Tuesday, April 20, 2010

Video review: "Avatar"

So what kind of video release do you give the newly minted top-grossing film of all time?

One full of oodles of never-before-seen insights and peeks behind the scenes? An interactive pop-up commentary with auteur James Cameron? Exclusive interviews with the cast? Dare we imagine 3-D presentation to take advantage of all those expensive new televisions with this feature?

For "Avatar," the answers to these questions are: No, nope, uh-uh and fugeddaboutit.

The cinematic sensation is being given an absolute bare-bones video release on April 22 (to coincide with Earth Day). It's arriving with zero extras, whether you choose the DVD version or the Blu-ray/DVD combo pack (though the latter does at least include a digital copy).

Cameron is known for waiting to deliver the real goods with a special edition that usually includes a longer director's cut (see "Terminator 2," "The Abyss").
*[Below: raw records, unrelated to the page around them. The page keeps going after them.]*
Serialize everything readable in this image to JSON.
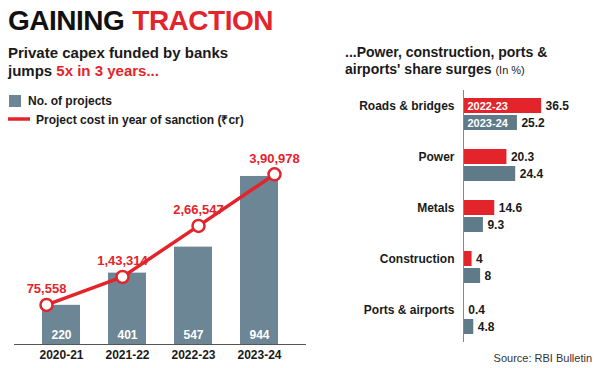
{
  "title": "GAINING TRACTION",
  "source": "Source: RBI Bulletin",
  "chart_data": [
    {
      "type": "bar",
      "title": "Private capex funded by banks jumps 5x in 3 years...",
      "categories": [
        "2020-21",
        "2021-22",
        "2022-23",
        "2023-24"
      ],
      "series": [
        {
          "name": "No. of projects",
          "type": "bar",
          "color": "#6d8695",
          "values": [
            220,
            401,
            547,
            944
          ]
        },
        {
          "name": "Project cost in year of sanction (₹cr)",
          "type": "line",
          "axis": "y2",
          "color": "#e3242b",
          "marker": "circle",
          "values": [
            75558,
            143314,
            266547,
            390978
          ],
          "value_labels": [
            "75,558",
            "1,43,314",
            "2,66,547",
            "3,90,978"
          ]
        }
      ],
      "ylim": [
        0,
        1000
      ],
      "y2lim": [
        -20000,
        410000
      ],
      "data_labels": true,
      "tick_labels": "x",
      "legend": "top-left"
    },
    {
      "type": "bar",
      "orientation": "horizontal",
      "title": "...Power, construction, ports & airports' share surges",
      "subtitle": "(In %)",
      "categories": [
        "Roads & bridges",
        "Power",
        "Metals",
        "Construction",
        "Ports & airports"
      ],
      "series": [
        {
          "name": "2022-23",
          "color": "#e3242b",
          "values": [
            36.5,
            20.3,
            14.6,
            4,
            0.4
          ]
        },
        {
          "name": "2023-24",
          "color": "#5f7a89",
          "values": [
            25.2,
            24.4,
            9.3,
            8,
            4.8
          ]
        }
      ],
      "xlim": [
        0,
        50
      ],
      "data_labels": true,
      "tick_labels": "y",
      "legend": "top-left"
    }
  ]
}
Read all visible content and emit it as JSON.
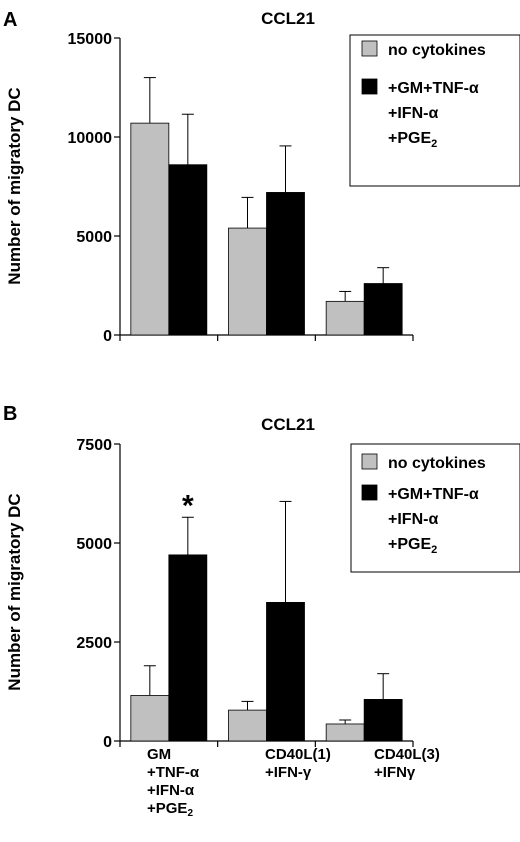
{
  "panels": [
    {
      "letter": "A",
      "title": "CCL21",
      "ylabel": "Number of migratory DC",
      "legend": {
        "items": [
          "no cytokines",
          "+GM+TNF-α",
          "+IFN-α",
          "+PGE2"
        ]
      },
      "show_star": false
    },
    {
      "letter": "B",
      "title": "CCL21",
      "ylabel": "Number of migratory DC",
      "legend": {
        "items": [
          "no cytokines",
          "+GM+TNF-α",
          "+IFN-α",
          "+PGE2"
        ]
      },
      "show_star": true,
      "star": "*"
    }
  ],
  "categories": [
    [
      "GM",
      "+TNF-α",
      "+IFN-α",
      "+PGE2"
    ],
    [
      "CD40L(1)",
      "+IFN-γ"
    ],
    [
      "CD40L(3)",
      "+IFNγ"
    ]
  ],
  "colors": {
    "no_cytokines": "#c0c0c0",
    "cytokines": "#000000"
  },
  "chart_data": [
    {
      "type": "bar",
      "title": "CCL21",
      "ylabel": "Number of migratory DC",
      "ylim": [
        0,
        15000
      ],
      "yticks": [
        0,
        5000,
        10000,
        15000
      ],
      "categories": [
        "GM +TNF-α +IFN-α +PGE2",
        "CD40L(1) +IFN-γ",
        "CD40L(3) +IFNγ"
      ],
      "series": [
        {
          "name": "no cytokines",
          "values": [
            10700,
            5400,
            1700
          ],
          "errors": [
            2300,
            1550,
            500
          ]
        },
        {
          "name": "+GM+TNF-α +IFN-α +PGE2",
          "values": [
            8600,
            7200,
            2600
          ],
          "errors": [
            2550,
            2350,
            800
          ]
        }
      ],
      "legend_position": "top-right"
    },
    {
      "type": "bar",
      "title": "CCL21",
      "ylabel": "Number of migratory DC",
      "ylim": [
        0,
        7500
      ],
      "yticks": [
        0,
        2500,
        5000,
        7500
      ],
      "categories": [
        "GM +TNF-α +IFN-α +PGE2",
        "CD40L(1) +IFN-γ",
        "CD40L(3) +IFNγ"
      ],
      "series": [
        {
          "name": "no cytokines",
          "values": [
            1150,
            780,
            430
          ],
          "errors": [
            750,
            220,
            100
          ]
        },
        {
          "name": "+GM+TNF-α +IFN-α +PGE2",
          "values": [
            4700,
            3500,
            1050
          ],
          "errors": [
            950,
            2550,
            650
          ]
        }
      ],
      "legend_position": "top-right",
      "annotations": [
        "*"
      ]
    }
  ]
}
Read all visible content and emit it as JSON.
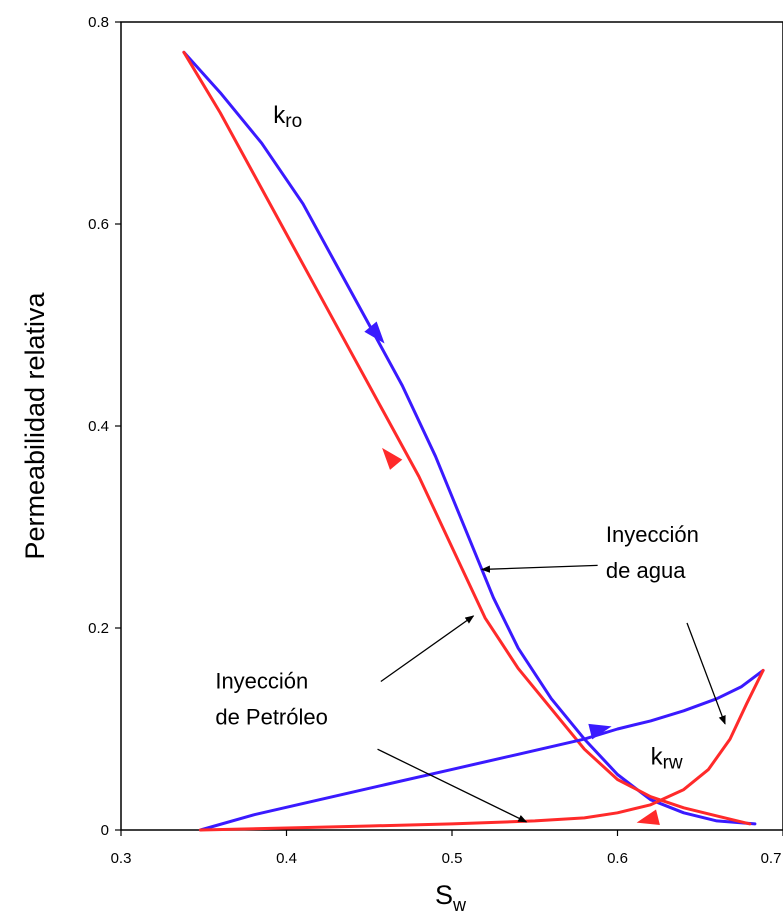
{
  "chart_data": {
    "type": "line",
    "title": "",
    "xlabel": {
      "main": "S",
      "sub": "w"
    },
    "ylabel": "Permeabilidad relativa",
    "xlim": [
      0.3,
      0.7
    ],
    "ylim": [
      0,
      0.8
    ],
    "xticks": [
      "0.3",
      "0.4",
      "0.5",
      "0.6",
      "0.7"
    ],
    "yticks": [
      "0",
      "0.2",
      "0.4",
      "0.6",
      "0.8"
    ],
    "grid": false,
    "legend": "none",
    "colors": {
      "drainage": "#ff2a2a",
      "imbibition": "#3a1aff",
      "frame": "#000000",
      "annotation": "#000000"
    },
    "series": [
      {
        "color_key": "imbibition",
        "x": [
          0.338,
          0.36,
          0.385,
          0.41,
          0.43,
          0.45,
          0.47,
          0.49,
          0.51,
          0.525,
          0.54,
          0.56,
          0.58,
          0.6,
          0.62,
          0.64,
          0.66,
          0.683
        ],
        "y": [
          0.77,
          0.73,
          0.68,
          0.62,
          0.56,
          0.5,
          0.44,
          0.37,
          0.29,
          0.23,
          0.18,
          0.13,
          0.09,
          0.055,
          0.03,
          0.017,
          0.009,
          0.006
        ]
      },
      {
        "color_key": "drainage",
        "x": [
          0.338,
          0.36,
          0.38,
          0.4,
          0.42,
          0.44,
          0.46,
          0.48,
          0.5,
          0.52,
          0.54,
          0.56,
          0.58,
          0.6,
          0.62,
          0.64,
          0.66,
          0.68
        ],
        "y": [
          0.77,
          0.71,
          0.65,
          0.59,
          0.53,
          0.47,
          0.41,
          0.35,
          0.28,
          0.21,
          0.16,
          0.12,
          0.08,
          0.05,
          0.033,
          0.022,
          0.014,
          0.006
        ]
      },
      {
        "color_key": "imbibition",
        "x": [
          0.348,
          0.38,
          0.42,
          0.46,
          0.5,
          0.54,
          0.58,
          0.6,
          0.62,
          0.64,
          0.66,
          0.675,
          0.688
        ],
        "y": [
          0.0,
          0.015,
          0.03,
          0.045,
          0.06,
          0.075,
          0.09,
          0.1,
          0.108,
          0.118,
          0.13,
          0.142,
          0.158
        ]
      },
      {
        "color_key": "drainage",
        "x": [
          0.348,
          0.4,
          0.45,
          0.5,
          0.55,
          0.58,
          0.6,
          0.62,
          0.64,
          0.655,
          0.668,
          0.678,
          0.688
        ],
        "y": [
          0.0,
          0.002,
          0.004,
          0.006,
          0.009,
          0.012,
          0.017,
          0.025,
          0.04,
          0.06,
          0.09,
          0.125,
          0.158
        ]
      }
    ],
    "direction_arrows": [
      {
        "color_key": "imbibition",
        "x": 0.455,
        "y": 0.49,
        "dx": 1,
        "dy": -1.2
      },
      {
        "color_key": "drainage",
        "x": 0.462,
        "y": 0.37,
        "dx": -1,
        "dy": 1.2
      },
      {
        "color_key": "imbibition",
        "x": 0.59,
        "y": 0.1,
        "dx": 1,
        "dy": 0.25
      },
      {
        "color_key": "drainage",
        "x": 0.618,
        "y": 0.01,
        "dx": -1,
        "dy": -0.25
      }
    ],
    "curve_labels": [
      {
        "text": "k",
        "sub": "ro",
        "x": 0.392,
        "y": 0.7
      },
      {
        "text": "k",
        "sub": "rw",
        "x": 0.62,
        "y": 0.065
      }
    ],
    "annotations": [
      {
        "lines": [
          "Inyección",
          "de agua"
        ],
        "x": 0.593,
        "y": 0.285,
        "anchor": "start",
        "pointers": [
          {
            "from": [
              0.588,
              0.262
            ],
            "to": [
              0.518,
              0.258
            ]
          },
          {
            "from": [
              0.642,
              0.205
            ],
            "to": [
              0.665,
              0.105
            ]
          }
        ]
      },
      {
        "lines": [
          "Inyección",
          "de Petróleo"
        ],
        "x": 0.357,
        "y": 0.14,
        "anchor": "start",
        "pointers": [
          {
            "from": [
              0.457,
              0.147
            ],
            "to": [
              0.513,
              0.212
            ]
          },
          {
            "from": [
              0.455,
              0.08
            ],
            "to": [
              0.545,
              0.008
            ]
          }
        ]
      }
    ]
  }
}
I believe that's what we can expect with "Avatar."

So if you want all the goodies a watershed film like this demands, content yourself with just renting for now.

Like "Titanic," James Cameron's other much-loved and -loathed epic, "Avatar" is a film whose flaws become more apparent after you've left the cinema. The clunky dialogue, derivative plot and downright silly sci-fi gobbledygook (Unobtainium?) tends to pile up.

But while you're in the theater, sitting there in the dark, it's a thoroughly engrossing spectacle of the first order as we witness the plight of the blue-skinned alien Na'vi and their paradise planet of Pandora, which is steadily being encroached upon by greedy humans plundering it for ore.

Whether or not that experience will translate to your living room television, with the dog barking and the kids clamoring, is a good question. I wish I could answer it for you ... but I can't. The studio declined to provide review copies prior to the release date.

(I suppose with $2.7 billion in ticket sales, they figure they don't have to spend any dough to promote it.)

My guess is that "Avatar" will diminish somewhat on the small screen. Some films -- "Lawrence of Arabia," "Ben-Hur," "Saving Private Ryan" -- need a big canvas to envelop you. But it says something that "Avatar" belongs among those titles.